Regular Skating Plus Some Running

Thanks for asking about my progress! It was a big surprise to me, to be able to climb those hills feeling like I must've switched bodies with someone fitter. I did not feel stronger, lighter, or more energetic until the Cycles de Oro and Clemmons rides. I thought those were fluke skates due to cooler weather. However, back home during the week at my local park I noticed myself being able to glide up what I previously perceived as a hill, with my stroke closer to my 'flat-land' stroke, rather than my hill-climbing thrash. Thinking about it, I have come up with these reasons for the improvement in long-distance heart-rate and effort:

 

A) Change in routine? In the past 30 days I have skated on 14 of them, and done short runs (<20 mins, to accompany my son) on 7 of those days. Sometimes I skated THEN I ran, and the run was absolutely pathetic, let me tell you. I noticed how much harder running is than skating, although my heart rate did not get any higher than it does whilst skating hills, even when (I thought I was) sprinting all out. It hadn't occured to me before when trying to achieve a lower heart rate skating hills, to try RUNNING them a few days a week also! It's all a matter of perspective and relativity, right?

 

B) Consistency and regularity. I guess skating on 14/30 days doesn't sound like much, but it works out to about 3-4 times a week. I start off aiming to skate every day, and this is what it trickles down to, when all the working, traveling and parenting is taken into account. For me though, this is mainly for my sanity. After 2 days of no exercise I start to nose-dive emotionally. No other exercise is fun, so I don't do anything else if I can't skate (except the running - but that was a parenting thing!).  Running hurts!

 

C) Regarding the extremely hilly course during the week: I dropped the idea of doing hour-long hill-repeats 2 x week.
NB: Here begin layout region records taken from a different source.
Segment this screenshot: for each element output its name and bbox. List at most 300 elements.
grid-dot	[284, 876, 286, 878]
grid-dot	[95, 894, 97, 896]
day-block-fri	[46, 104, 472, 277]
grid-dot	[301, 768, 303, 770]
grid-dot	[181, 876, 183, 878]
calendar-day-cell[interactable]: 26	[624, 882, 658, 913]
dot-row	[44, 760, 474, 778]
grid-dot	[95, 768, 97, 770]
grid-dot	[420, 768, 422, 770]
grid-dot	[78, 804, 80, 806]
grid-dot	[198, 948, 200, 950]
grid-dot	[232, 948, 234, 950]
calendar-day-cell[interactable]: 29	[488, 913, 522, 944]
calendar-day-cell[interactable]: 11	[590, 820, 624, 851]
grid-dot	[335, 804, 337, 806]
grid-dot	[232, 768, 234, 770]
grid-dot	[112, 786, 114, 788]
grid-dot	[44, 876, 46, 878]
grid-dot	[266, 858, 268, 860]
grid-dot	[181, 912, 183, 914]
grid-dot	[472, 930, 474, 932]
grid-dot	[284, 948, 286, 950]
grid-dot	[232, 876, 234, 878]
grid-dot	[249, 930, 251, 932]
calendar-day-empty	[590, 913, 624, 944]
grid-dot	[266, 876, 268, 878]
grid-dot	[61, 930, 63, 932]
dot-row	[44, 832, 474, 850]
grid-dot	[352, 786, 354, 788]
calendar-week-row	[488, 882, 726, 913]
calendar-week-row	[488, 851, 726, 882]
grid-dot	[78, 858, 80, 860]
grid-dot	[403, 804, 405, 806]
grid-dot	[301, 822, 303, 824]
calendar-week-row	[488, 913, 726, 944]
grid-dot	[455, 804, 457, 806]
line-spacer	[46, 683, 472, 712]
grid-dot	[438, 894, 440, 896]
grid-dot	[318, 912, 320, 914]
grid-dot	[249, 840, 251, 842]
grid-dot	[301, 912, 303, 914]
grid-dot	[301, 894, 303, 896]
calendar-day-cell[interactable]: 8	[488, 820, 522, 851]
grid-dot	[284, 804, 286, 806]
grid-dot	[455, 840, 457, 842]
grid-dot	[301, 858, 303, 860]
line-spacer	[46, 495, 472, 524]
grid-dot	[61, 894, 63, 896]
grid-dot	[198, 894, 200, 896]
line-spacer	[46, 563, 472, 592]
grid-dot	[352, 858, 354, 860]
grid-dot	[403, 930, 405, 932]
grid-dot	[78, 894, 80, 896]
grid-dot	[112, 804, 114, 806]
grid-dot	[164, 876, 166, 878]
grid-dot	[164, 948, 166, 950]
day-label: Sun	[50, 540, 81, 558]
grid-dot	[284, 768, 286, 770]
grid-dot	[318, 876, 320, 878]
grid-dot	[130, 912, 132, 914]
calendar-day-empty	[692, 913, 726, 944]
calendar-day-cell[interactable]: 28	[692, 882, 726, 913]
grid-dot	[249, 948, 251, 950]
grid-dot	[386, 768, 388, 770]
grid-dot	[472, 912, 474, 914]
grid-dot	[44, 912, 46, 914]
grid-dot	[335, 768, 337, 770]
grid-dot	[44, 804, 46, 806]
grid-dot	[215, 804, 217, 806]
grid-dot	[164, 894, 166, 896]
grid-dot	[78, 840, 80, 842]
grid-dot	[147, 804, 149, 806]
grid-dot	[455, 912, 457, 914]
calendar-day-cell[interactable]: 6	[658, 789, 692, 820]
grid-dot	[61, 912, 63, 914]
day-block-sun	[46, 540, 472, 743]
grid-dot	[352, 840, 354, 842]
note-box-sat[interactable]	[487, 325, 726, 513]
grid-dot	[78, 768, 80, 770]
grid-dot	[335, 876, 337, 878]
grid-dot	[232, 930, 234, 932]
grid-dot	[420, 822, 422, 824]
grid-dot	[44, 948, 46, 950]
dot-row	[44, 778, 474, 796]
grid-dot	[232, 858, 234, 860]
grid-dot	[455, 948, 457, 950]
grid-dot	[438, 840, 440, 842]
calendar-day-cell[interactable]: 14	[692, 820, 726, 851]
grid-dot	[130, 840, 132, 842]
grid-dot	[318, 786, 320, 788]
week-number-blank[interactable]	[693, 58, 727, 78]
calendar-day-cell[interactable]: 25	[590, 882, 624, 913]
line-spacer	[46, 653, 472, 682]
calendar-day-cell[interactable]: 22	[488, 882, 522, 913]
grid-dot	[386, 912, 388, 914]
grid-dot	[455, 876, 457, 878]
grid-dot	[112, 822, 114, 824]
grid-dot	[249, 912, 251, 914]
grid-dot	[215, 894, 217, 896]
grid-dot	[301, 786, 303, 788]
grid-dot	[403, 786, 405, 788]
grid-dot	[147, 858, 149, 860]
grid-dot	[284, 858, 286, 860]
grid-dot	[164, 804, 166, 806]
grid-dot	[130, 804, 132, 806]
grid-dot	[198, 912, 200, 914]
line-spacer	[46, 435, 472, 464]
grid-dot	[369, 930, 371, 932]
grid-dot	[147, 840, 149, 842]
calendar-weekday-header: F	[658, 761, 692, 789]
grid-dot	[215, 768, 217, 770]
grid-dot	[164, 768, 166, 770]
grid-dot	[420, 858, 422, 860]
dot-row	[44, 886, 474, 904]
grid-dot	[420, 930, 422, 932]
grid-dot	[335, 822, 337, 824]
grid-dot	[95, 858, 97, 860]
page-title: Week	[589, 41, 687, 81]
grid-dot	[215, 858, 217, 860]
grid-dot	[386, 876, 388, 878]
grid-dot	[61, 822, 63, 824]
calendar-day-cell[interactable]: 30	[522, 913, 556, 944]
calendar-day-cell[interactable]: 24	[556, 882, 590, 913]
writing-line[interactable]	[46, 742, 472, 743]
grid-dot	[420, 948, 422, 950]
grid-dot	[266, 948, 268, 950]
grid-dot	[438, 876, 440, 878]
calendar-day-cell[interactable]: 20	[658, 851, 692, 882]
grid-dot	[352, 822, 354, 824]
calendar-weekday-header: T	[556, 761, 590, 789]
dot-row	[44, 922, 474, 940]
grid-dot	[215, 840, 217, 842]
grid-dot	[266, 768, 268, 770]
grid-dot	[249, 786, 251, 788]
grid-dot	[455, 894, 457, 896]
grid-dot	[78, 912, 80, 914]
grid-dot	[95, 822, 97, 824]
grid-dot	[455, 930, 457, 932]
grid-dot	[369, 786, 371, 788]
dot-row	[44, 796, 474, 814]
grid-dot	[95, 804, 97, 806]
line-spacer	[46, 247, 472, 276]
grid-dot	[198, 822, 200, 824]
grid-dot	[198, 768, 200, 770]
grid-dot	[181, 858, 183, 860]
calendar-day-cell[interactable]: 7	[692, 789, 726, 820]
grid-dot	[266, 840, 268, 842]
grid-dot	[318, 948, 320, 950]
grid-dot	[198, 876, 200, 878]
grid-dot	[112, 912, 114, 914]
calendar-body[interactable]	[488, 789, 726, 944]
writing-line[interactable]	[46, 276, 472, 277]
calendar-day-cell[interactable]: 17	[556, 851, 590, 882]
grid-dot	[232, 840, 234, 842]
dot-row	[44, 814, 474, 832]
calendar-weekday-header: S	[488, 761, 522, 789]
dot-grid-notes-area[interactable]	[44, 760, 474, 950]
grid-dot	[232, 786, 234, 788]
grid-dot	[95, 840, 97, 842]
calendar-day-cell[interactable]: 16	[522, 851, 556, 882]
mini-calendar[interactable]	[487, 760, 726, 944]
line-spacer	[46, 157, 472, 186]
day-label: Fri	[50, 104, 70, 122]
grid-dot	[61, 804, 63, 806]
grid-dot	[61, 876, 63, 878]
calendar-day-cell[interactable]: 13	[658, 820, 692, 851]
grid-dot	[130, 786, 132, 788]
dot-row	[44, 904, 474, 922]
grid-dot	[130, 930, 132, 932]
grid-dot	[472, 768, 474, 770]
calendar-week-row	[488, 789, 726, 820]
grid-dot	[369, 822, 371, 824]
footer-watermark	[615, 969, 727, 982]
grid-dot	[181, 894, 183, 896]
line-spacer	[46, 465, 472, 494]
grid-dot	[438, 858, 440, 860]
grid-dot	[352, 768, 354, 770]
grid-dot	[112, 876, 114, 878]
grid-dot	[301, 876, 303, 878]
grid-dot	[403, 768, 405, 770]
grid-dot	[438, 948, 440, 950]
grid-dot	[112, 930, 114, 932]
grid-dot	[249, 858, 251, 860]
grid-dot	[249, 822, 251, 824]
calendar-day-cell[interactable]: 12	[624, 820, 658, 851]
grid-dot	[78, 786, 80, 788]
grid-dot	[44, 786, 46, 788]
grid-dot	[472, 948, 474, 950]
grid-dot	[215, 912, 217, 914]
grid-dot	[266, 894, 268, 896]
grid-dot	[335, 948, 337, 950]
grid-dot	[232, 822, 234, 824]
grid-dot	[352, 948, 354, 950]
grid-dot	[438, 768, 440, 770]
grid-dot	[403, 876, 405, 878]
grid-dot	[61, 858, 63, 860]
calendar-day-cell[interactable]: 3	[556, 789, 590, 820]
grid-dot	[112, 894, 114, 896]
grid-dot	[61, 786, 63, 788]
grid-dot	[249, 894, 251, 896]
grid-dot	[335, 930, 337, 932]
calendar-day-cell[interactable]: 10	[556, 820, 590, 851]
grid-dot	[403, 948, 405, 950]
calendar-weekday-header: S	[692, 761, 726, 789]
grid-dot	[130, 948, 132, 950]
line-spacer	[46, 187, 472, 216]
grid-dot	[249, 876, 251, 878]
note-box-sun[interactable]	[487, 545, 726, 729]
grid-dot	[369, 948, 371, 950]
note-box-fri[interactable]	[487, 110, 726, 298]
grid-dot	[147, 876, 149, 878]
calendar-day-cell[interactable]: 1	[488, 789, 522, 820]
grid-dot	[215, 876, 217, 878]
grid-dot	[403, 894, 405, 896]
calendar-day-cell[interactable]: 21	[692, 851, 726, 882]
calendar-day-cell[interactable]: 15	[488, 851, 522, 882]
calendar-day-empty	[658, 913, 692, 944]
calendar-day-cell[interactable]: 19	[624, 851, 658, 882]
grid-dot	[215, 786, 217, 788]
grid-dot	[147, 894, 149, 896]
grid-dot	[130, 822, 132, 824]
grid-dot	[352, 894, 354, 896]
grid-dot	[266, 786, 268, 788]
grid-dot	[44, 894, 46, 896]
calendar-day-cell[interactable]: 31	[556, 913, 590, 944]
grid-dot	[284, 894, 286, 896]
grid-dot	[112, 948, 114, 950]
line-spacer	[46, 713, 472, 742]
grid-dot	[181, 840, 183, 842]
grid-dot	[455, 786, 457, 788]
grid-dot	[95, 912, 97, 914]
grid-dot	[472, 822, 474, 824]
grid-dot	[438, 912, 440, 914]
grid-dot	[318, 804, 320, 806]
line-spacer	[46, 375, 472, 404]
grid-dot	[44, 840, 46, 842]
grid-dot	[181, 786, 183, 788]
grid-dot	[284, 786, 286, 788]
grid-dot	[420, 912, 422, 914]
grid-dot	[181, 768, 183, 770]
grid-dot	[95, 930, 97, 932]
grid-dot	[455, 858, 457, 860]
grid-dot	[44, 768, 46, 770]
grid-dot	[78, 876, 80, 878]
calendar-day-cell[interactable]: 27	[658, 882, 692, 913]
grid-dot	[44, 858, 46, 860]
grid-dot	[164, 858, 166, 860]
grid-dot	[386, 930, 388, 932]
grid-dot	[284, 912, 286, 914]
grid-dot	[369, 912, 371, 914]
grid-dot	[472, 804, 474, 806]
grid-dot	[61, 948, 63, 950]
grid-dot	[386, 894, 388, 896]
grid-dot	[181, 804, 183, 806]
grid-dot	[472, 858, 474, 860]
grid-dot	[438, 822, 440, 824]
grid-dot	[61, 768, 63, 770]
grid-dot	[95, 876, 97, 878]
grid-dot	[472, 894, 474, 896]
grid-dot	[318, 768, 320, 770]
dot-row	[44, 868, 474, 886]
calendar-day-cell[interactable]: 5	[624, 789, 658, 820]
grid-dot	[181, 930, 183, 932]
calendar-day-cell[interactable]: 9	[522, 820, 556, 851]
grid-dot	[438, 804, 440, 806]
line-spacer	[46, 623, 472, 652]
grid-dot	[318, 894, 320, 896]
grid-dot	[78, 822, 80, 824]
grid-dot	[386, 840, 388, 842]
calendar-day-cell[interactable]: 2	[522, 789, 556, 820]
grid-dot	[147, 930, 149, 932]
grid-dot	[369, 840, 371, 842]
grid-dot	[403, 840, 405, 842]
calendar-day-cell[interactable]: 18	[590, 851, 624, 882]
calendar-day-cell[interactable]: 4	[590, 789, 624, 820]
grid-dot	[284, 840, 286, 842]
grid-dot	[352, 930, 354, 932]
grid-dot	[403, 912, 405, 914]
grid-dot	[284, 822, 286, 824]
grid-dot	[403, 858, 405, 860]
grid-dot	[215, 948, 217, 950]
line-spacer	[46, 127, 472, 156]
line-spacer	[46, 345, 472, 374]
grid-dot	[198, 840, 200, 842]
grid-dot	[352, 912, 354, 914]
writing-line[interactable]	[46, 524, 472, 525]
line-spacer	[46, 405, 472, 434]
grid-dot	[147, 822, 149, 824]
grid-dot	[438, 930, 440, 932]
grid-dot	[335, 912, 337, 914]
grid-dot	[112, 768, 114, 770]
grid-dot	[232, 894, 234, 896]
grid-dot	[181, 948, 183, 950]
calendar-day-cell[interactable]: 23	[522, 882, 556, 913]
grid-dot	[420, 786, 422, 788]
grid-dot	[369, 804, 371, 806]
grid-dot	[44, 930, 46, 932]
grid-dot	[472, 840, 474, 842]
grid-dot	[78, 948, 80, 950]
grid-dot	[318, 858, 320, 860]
Instead I decided to wear down my heel brake and take the short cut through the woods to add 2 different long hills (longer and shallower), making a 2.75 mile loop. This extended loop includes the previous hill repeat at the end of the loop, but it also includes a shallower climb twice as long, and a longer climb equally as steep as that original hill repeat. I was disheartened to see I could only do 3 of those in an hour! Still, doing it at all is better than giving up in disgust, and the recovery included in this loop may have helped.

 

In the past I have known this about myself: I lose conditioning at an alarmingly fast rate. So a pansy-skate for 40 mins is better than nothing at all, and probably makes the difference for me keeping previously-earned conditioning, or turning to mush overnight.